Marmara (Մարմարա) (sometimes "Nor Marmara" - New Marmara) is an Armenian-language daily newspaper published since August 31, 1940 in Istanbul, Turkey. It was established by Armenian journalist and foreign correspondent Souren Shamlian. Initially a weekly newspaper, it was soon published daily due to intense interest. Following Shamlian's death in 1951 his daughter and her husband, Seta and Bedros Zobyan, took over the paper. When the Zobyans left Istanbul for Canada in 1967, they left the paper to Rober Haddeciyan (also known as Robert Haddeler), a writer and journalist who was already working for the paper.

Marmara is published six times a week (except on Sundays). The Friday edition contains a section in Turkish as well. Circulation is reported at 2500 per issue.
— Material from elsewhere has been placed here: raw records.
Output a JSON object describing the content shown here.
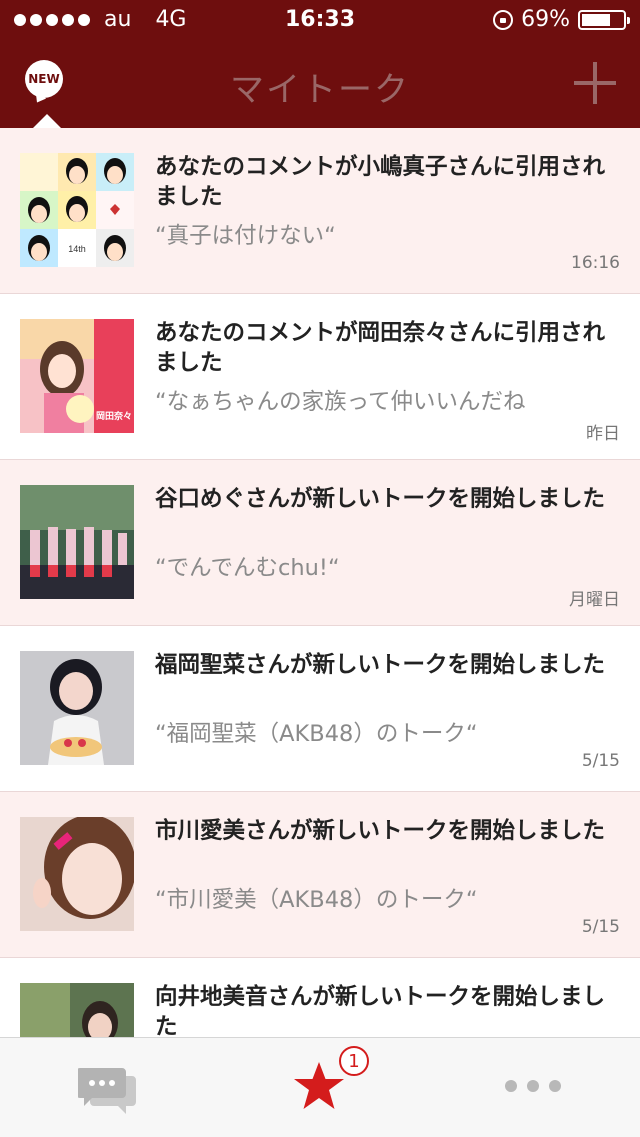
{
  "status_bar": {
    "carrier": "au",
    "network": "4G",
    "time": "16:33",
    "battery": "69%",
    "battery_level": 0.69,
    "signal_dots": 5
  },
  "nav": {
    "title": "マイトーク",
    "new_badge": "NEW",
    "bg_color": "#6e0e0e"
  },
  "talks": [
    {
      "title": "あなたのコメントが小嶋真子さんに引用されました",
      "quote": "“真子は付けない“",
      "date": "16:16",
      "thumb_text": "14th",
      "thumb_icon": "tiled-avatar-grid"
    },
    {
      "title": "あなたのコメントが岡田奈々さんに引用されました",
      "quote": "“なぁちゃんの家族って仲いいんだね",
      "date": "昨日",
      "thumb_text": "岡田奈々",
      "thumb_icon": "portrait-photo"
    },
    {
      "title": "谷口めぐさんが新しいトークを開始しました",
      "quote": "“でんでんむchu!“",
      "date": "月曜日",
      "thumb_icon": "stage-group-photo"
    },
    {
      "title": "福岡聖菜さんが新しいトークを開始しました",
      "quote": "“福岡聖菜（AKB48）のトーク“",
      "date": "5/15",
      "thumb_icon": "portrait-photo"
    },
    {
      "title": "市川愛美さんが新しいトークを開始しました",
      "quote": "“市川愛美（AKB48）のトーク“",
      "date": "5/15",
      "thumb_icon": "selfie-photo"
    },
    {
      "title": "向井地美音さんが新しいトークを開始しました",
      "quote": "",
      "date": "",
      "thumb_icon": "outdoor-photo"
    }
  ],
  "tabbar": {
    "tabs": [
      {
        "name": "talk",
        "icon": "chat-bubbles-icon"
      },
      {
        "name": "favorites",
        "icon": "star-icon",
        "badge": "1"
      },
      {
        "name": "more",
        "icon": "more-dots-icon"
      }
    ],
    "accent": "#d41c1c"
  }
}
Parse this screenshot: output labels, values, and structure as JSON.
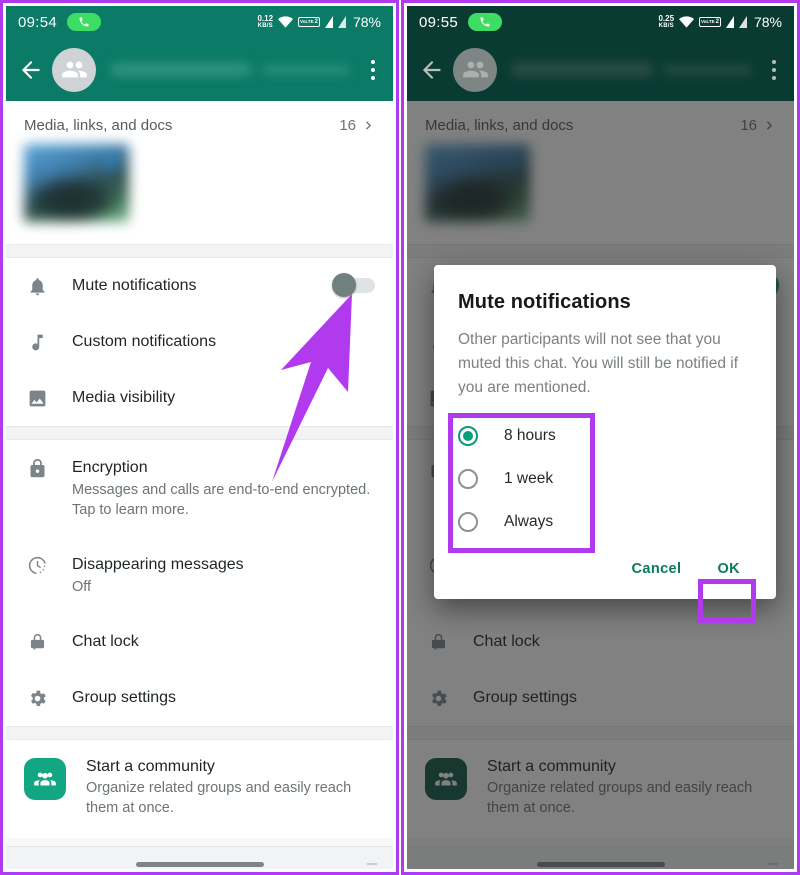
{
  "left_panel": {
    "statusbar": {
      "time": "09:54",
      "data_rate_value": "0.12",
      "data_rate_unit": "KB/S",
      "volte_label_top": "VoLTE",
      "volte_label_sim": "2",
      "battery": "78%",
      "icons": [
        "call-pill-icon",
        "wifi-icon",
        "volte-icon",
        "signal-icon",
        "signal-icon"
      ]
    },
    "appbar": {
      "back": "back-arrow-icon",
      "avatar": "group-avatar-icon",
      "title": "",
      "menu": "overflow-menu-icon"
    },
    "media": {
      "label": "Media, links, and docs",
      "count": "16",
      "chevron": "chevron-right-icon"
    },
    "settings_rows": [
      {
        "icon": "bell-icon",
        "title": "Mute notifications",
        "subtitle": "",
        "control": "toggle-off"
      },
      {
        "icon": "music-note-icon",
        "title": "Custom notifications",
        "subtitle": "",
        "control": ""
      },
      {
        "icon": "image-icon",
        "title": "Media visibility",
        "subtitle": "",
        "control": ""
      }
    ],
    "privacy_rows": [
      {
        "icon": "lock-icon",
        "title": "Encryption",
        "subtitle": "Messages and calls are end-to-end encrypted. Tap to learn more."
      },
      {
        "icon": "timer-icon",
        "title": "Disappearing messages",
        "subtitle": "Off"
      },
      {
        "icon": "chat-lock-icon",
        "title": "Chat lock",
        "subtitle": ""
      },
      {
        "icon": "gear-icon",
        "title": "Group settings",
        "subtitle": ""
      }
    ],
    "community": {
      "icon": "community-icon",
      "title": "Start a community",
      "subtitle": "Organize related groups and easily reach them at once."
    }
  },
  "right_panel": {
    "statusbar": {
      "time": "09:55",
      "data_rate_value": "0.25",
      "data_rate_unit": "KB/S",
      "volte_label_top": "VoLTE",
      "volte_label_sim": "2",
      "battery": "78%"
    },
    "media": {
      "label": "Media, links, and docs",
      "count": "16"
    },
    "rows_behind": [
      {
        "icon": "chat-lock-icon",
        "title": "Chat lock"
      },
      {
        "icon": "gear-icon",
        "title": "Group settings"
      }
    ],
    "community": {
      "title": "Start a community",
      "subtitle": "Organize related groups and easily reach them at once."
    },
    "dialog": {
      "title": "Mute notifications",
      "body": "Other participants will not see that you muted this chat. You will still be notified if you are mentioned.",
      "options": [
        {
          "label": "8 hours",
          "selected": true
        },
        {
          "label": "1 week",
          "selected": false
        },
        {
          "label": "Always",
          "selected": false
        }
      ],
      "cancel_label": "Cancel",
      "ok_label": "OK"
    }
  },
  "annotations": {
    "accent_color": "#b23aee",
    "arrow": "pointer-arrow",
    "highlight_radios": "radio-group-highlight",
    "highlight_ok": "ok-button-highlight",
    "highlight_toggle": "mute-toggle-pointer"
  },
  "theme": {
    "whatsapp_green": "#0b7a66",
    "dim_green": "#0a3b33",
    "accent_teal": "#0a9c78",
    "community_green": "#12a683"
  }
}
In September 2023, the newspaper reported being in financial difficulties. The editor, Ari Haddeler, was quoted saying:
The main reason for our inability to attract ads is the dwindling number of our readers. There are very few people left who can read and understand Armenian. That's why we see a bleak future ahead [...] Don't they realize that by preferring digital and free platforms, they are harming themselves as well? History is written by newspapers. In a community that will be left without newspapers tomorrow, they too will lose their chance to take their place in history.

He called to see the newspaper as cultural heritage rather than as a commercial enterprise.